Netgate Discussion Forum
    • Categories
    • Recent
    • Tags
    • Popular
    • Users
    • Search
    • Register
    • Login

    Solved - 10GB link 1GB speeds

    Hardware
    6
    39
    13.7k
    Loading More Posts
    • Oldest to Newest
    • Newest to Oldest
    • Most Votes
    Reply
    • Reply as topic
    Log in to reply
    This topic has been deleted. Only users with topic management privileges can see it.
    • D
      donnydavis
      last edited by

      Here are stats from the same link on the same router using centos 7.4. These are with the factory defaults and no iptables enabled.

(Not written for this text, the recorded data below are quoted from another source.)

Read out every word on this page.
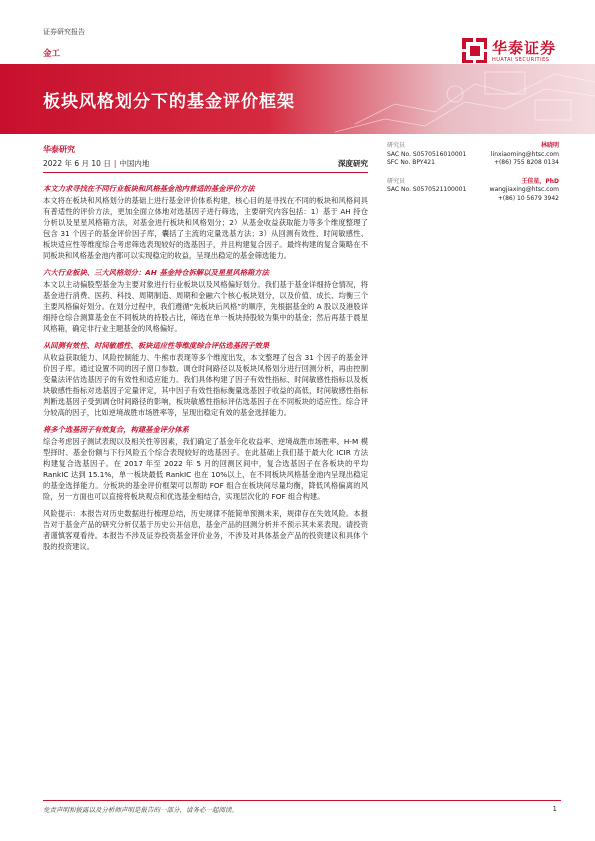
证券研究报告
金工	华泰证券
HUATAI SECURITIES
板块风格划分下的基金评价框架
华泰研究
2022 年 6 月 10 日 | 中国内地	深度研究
研究员	林晓明
SAC No. S0570516010001	linxiaoming@htsc.com
SFC No. BPY421	+(86) 755 8208 0134
研究员	王佳星，PhD
SAC No. S0570521100001	wangjiaxing@htsc.com
+(86) 10 5679 3942
本文力求寻找在不同行业板块和风格基金池内普适的基金评价方法
本文将在板块和风格划分的基础上进行基金评价体系构建，核心目的是寻找在不同的板块和风格间具有普适性的评价方法，更加全面立体地对选基因子进行筛选，主要研究内容包括：1）基于 AH 持仓分析以及星星风格箱方法，对基金进行板块和风格划分；2）从基金收益获取能力等多个维度整理了包含 31 个因子的基金评价因子库，囊括了主流的定量选基方法；3）从回测有效性、时间敏感性、板块适应性等维度综合考虑筛选表现较好的选基因子，并且构建复合因子。最终构建的复合策略在不同板块和风格基金池内都可以实现稳定的收益，呈现出稳定的基金筛选能力。
六大行业板块、三大风格划分：AH 基金持仓拆解以及星星风格箱方法
本文以主动偏股型基金为主要对象进行行业板块以及风格偏好划分。我们基于基金详细持仓情况，将基金进行消费、医药、科技、周期制造、周期和金融六个核心板块划分，以及价值、成长、均衡三个主要风格偏好划分。在划分过程中，我们遵循“先板块后风格”的顺序，先根据基金的 A 股以及港股详细持仓综合测算基金在不同板块的持股占比，筛选在单一板块持股较为集中的基金；然后再基于晨星风格箱，确定非行业主题基金的风格偏好。
从回测有效性、时间敏感性、板块适应性等维度综合评估选基因子效果
从收益获取能力、风险控制能力、牛熊市表现等多个维度出发，本文整理了包含 31 个因子的基金评价因子库。通过设置不同的因子窗口参数、调仓时间路径以及板块风格划分进行回测分析，再由控制变量法评估选基因子的有效性和适应能力。我们具体构建了因子有效性指标、时间敏感性指标以及板块敏感性指标对选基因子定量评定，其中因子有效性指标衡量选基因子收益的高低，时间敏感性指标判断选基因子受到调仓时间路径的影响，板块敏感性指标评估选基因子在不同板块的适应性。综合评分较高的因子，比如逆境战胜市场胜率等，呈现出稳定有效的基金选择能力。
将多个选基因子有效复合，构建基金评分体系
综合考虑因子测试表现以及相关性等因素，我们确定了基金年化收益率、逆境战胜市场胜率、H-M 模型择时、基金份额与下行风险五个综合表现较好的选基因子。在此基础上我们基于最大化 ICIR 方法构建复合选基因子。在 2017 年至 2022 年 5 月的回测区间中，复合选基因子在各板块的平均 RankIC 达到 15.1%，单一板块最低 RankIC 也在 10%以上，在不同板块风格基金池内呈现出稳定的基金选择能力。分板块的基金评价框架可以帮助 FOF 组合在板块间尽量均衡，降低风格偏离的风险，另一方面也可以直接将板块观点和优选基金相结合，实现层次化的 FOF 组合构建。
风险提示：本报告对历史数据进行梳理总结，历史规律不能简单预测未来，规律存在失效风险。本报告对于基金产品的研究分析仅基于历史公开信息，基金产品的回测分析并不预示其未来表现。请投资者谨慎客观看待。本报告不涉及证券投资基金评价业务，不涉及对具体基金产品的投资建议和具体个股的投资建议。
免责声明和披露以及分析师声明是报告的一部分，请务必一起阅读。	1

      –----------------------------------------------------------
      Client connecting to ..., TCP port 5001
      TCP window size: 85.0 KByte (default)

      [ ID] Interval      Transfer    Bandwidth
      [  5]  0.0- 1.0 sec  256 MBytes  2.15 Gbits/sec
      [  4]  0.0- 1.0 sec  270 MBytes  2.26 Gbits/sec
      [  3]  0.0- 1.0 sec  258 MBytes  2.17 Gbits/sec
      [  6]  0.0- 1.0 sec  327 MBytes  2.75 Gbits/sec
      [SUM]  0.0- 1.0 sec  1.09 GBytes  9.32 Gbits/sec
      [  5]  1.0- 2.0 sec  242 MBytes  2.03 Gbits/sec
      [  4]  1.0- 2.0 sec  251 MBytes  2.11 Gbits/sec
      [  3]  1.0- 2.0 sec  281 MBytes  2.36 Gbits/sec
      [  6]  1.0- 2.0 sec  337 MBytes  2.83 Gbits/sec
      [SUM]  1.0- 2.0 sec  1.09 GBytes  9.33 Gbits/sec
      ^C[  5]  0.0- 2.6 sec  679 MBytes  2.15 Gbits/sec
      [  4]  0.0- 2.6 sec  715 MBytes  2.27 Gbits/sec
      [  3]  0.0- 2.6 sec  718 MBytes  2.28 Gbits/sec
      [  6]  0.0- 2.6 sec  818 MBytes  2.60 Gbits/sec
      [SUM]  0.0- 2.6 sec  2.86 GBytes  9.29 Gbits/sec

      The CPU utilization is almost zero.

      cpu-util-rtr.png
      cpu-util-rtr.png_thumb

      1 Reply Last reply Reply Quote 0
      • D
        donnydavis
        last edited by

        And these are the default options that are turned on for the nic in linux.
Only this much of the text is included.